Since the Save Our Sucklers campaign started eight weeks ago, we have received enormous support from farmers across all sectors. Rural businesses, vets, accountants, machinery dealers, livestock marts, AI companies, co-ops, feed companies, breed societies and many more have all rowed in behind the campaign and gave it their full support. The campaign has highlighted the unique threats that lie ahead for the Irish beef industry and what needs to happen to protect Irish farmers. It has four key strands and is calling for:

  • A fully funded CAP with the commitment to introduce targeted support measures for all low income sectors including suckling.
  • Protect EU and Irish suckler farmers in all upcoming trade deals.
  • Safeguard farmers’ incomes in the face of Brexit.
  • To support the campaign for the introduction of a suckler cow support payment of €200/cow to underpin the sector and halt rural decline.
  • We have currently more than 17,000 paper signatures and just over 18,000 online signatures, more than 35,000 signatures in total. The target is to get this over 40,000 by the end of the campaign in the coming days. We are calling on farmers, and anybody who depends on a farmer, to sign the petition either online or in this week’s paper.

    Events

    More than 3,000 people have attended our events held in conjunction with the IFA over the past eight weeks. All events were very well attended and farmers got a chance to speak with Irish Farmers Journal specialists, ICBF, Teagasc, IFA, vets and AI companies. While policy changes where called for at all of these events, farmers were also told how technical efficiency must improve in tandem with more supports.

    Areas such as breeding efficiency, grassland management and nutrition were all profiled as areas where improvement was needed on suckler beef farms.

    EU supports

    Just before Christmas, an Irish Farmers Journal investigation highlighted the fact that supports in the suckler sector have dropped by €177/cow over the past 10 years.

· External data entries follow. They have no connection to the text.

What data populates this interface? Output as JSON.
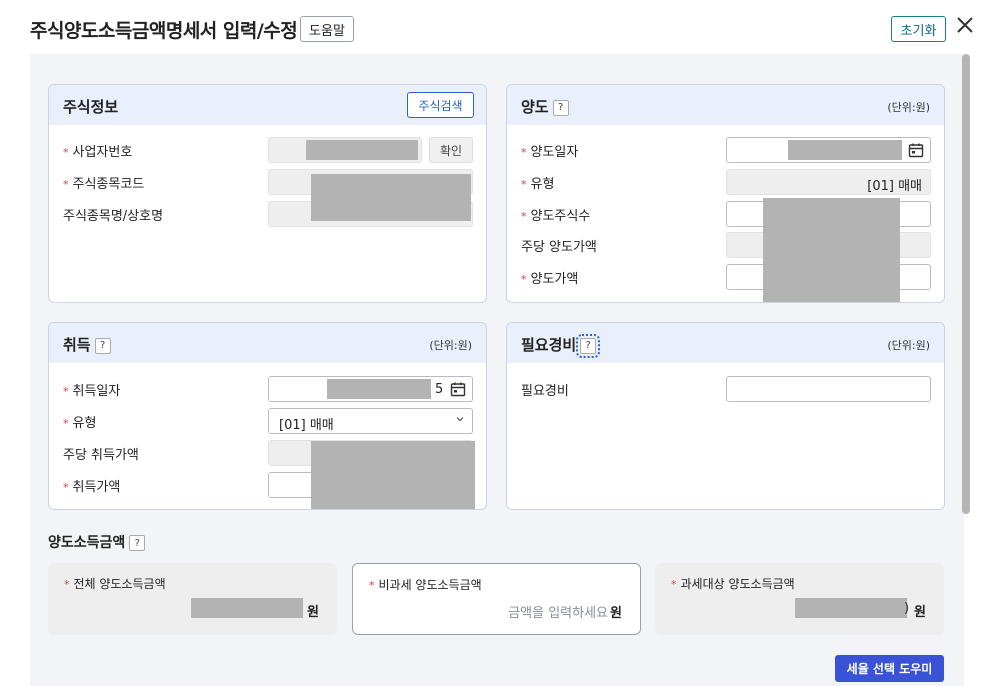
{
  "header": {
    "title": "주식양도소득금액명세서 입력/수정",
    "help_label": "도움말",
    "reset_label": "초기화"
  },
  "stock_info": {
    "title": "주식정보",
    "search_label": "주식검색",
    "business_no_label": "사업자번호",
    "confirm_label": "확인",
    "stock_code_label": "주식종목코드",
    "stock_name_label": "주식종목명/상호명"
  },
  "transfer": {
    "title": "양도",
    "unit": "(단위:원)",
    "date_label": "양도일자",
    "type_label": "유형",
    "type_value": "[01] 매매",
    "qty_label": "양도주식수",
    "per_share_label": "주당 양도가액",
    "price_label": "양도가액"
  },
  "acquire": {
    "title": "취득",
    "unit": "(단위:원)",
    "date_label": "취득일자",
    "date_fragment": "5",
    "type_label": "유형",
    "type_value": "[01] 매매",
    "per_share_label": "주당 취득가액",
    "price_label": "취득가액"
  },
  "expense": {
    "title": "필요경비",
    "unit": "(단위:원)",
    "field_label": "필요경비"
  },
  "income": {
    "title": "양도소득금액",
    "total_label": "전체 양도소득금액",
    "nontax_label": "비과세 양도소득금액",
    "nontax_placeholder": "금액을 입력하세요",
    "taxable_label": "과세대상 양도소득금액",
    "currency": "원",
    "taxable_fragment": ")"
  },
  "footer": {
    "tax_helper_label": "세율 선택 도우미"
  },
  "colors": {
    "accent": "#2b62c8",
    "required": "#e03a3a",
    "teal": "#126b7a",
    "header_bg": "#e9f0fb",
    "primary_button": "#3a53d6"
  }
}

This has been due to a combination of cuts to the Basic Payment Scheme, ANC cuts and environmental scheme cuts. It has placed a huge financial burden on suckler farmers who were already operating on very tight margins. During the campaign, Phelim O Neill highlighted that many EU countries currently have a coupled payment in place and highlighted France as an example where there is currently a suckler cow support payment of €178/cow.

    The next steps

    Once all petitions have been submitted to the Irish Farmers Journal, we will complete our final count and the next job will be to arrange to present the petitions to both the Irish Government and the European Commission in Brussels.

    While this will see the end to the petition campaign, the Irish Farmers Journal will continue to press for the support that is needed for the suckler sector and also other low-income sectors that require support.

    Posting back petitions

    Petitions are located in hundreds of locations around the country and we are asking everybody with completed petitions to send them back to SOS Campaign, Irish Farm Centre, Bluebell, Dublin 12 in the coming days.

    People can also login to www.farmersjournal.ie/SOS and sign online before the campaign closes next week.

    Dail motion

    Fianna Fáil agriculture spokesperson Charlie McConalogue brought a motion to the Dail on 21 February asking Minister for Agriculture Michael Creed to look at unspent monies in the Rural Development Programme and if some of this money could be redirected towards a suckler cow support payment.

    The motion was accepted by the Government and Minister Creed is due before the Dáil in the next two to three weeks to report on his Department’s findings.

    Quotes

    "Farmers and everybody in rural Ireland needs to get behind this campaign and show their support by putting their name on the line in the coming days” –Adam Woods, beef editor, Irish Farmers Journal.

    "It was very clear that if the Minister for Agriculture had not accepted the Dáil motion put forward by Charlie McConalogue, he was facing another defeat for the Government. Over 30 TDs spoke in support of the motion that night in the Dáil. – Angus Woods, IFA livestock chair.

    "An analysis carried out by UCD on behalf of the IFA reinforces the role of the suckler cow as a wealth creator, showing that every €1 of support provided to suckler farmers generated over €4 of economic activity in rural towns and villages. – Justin McCarthy, editor, Irish Farmers Journal.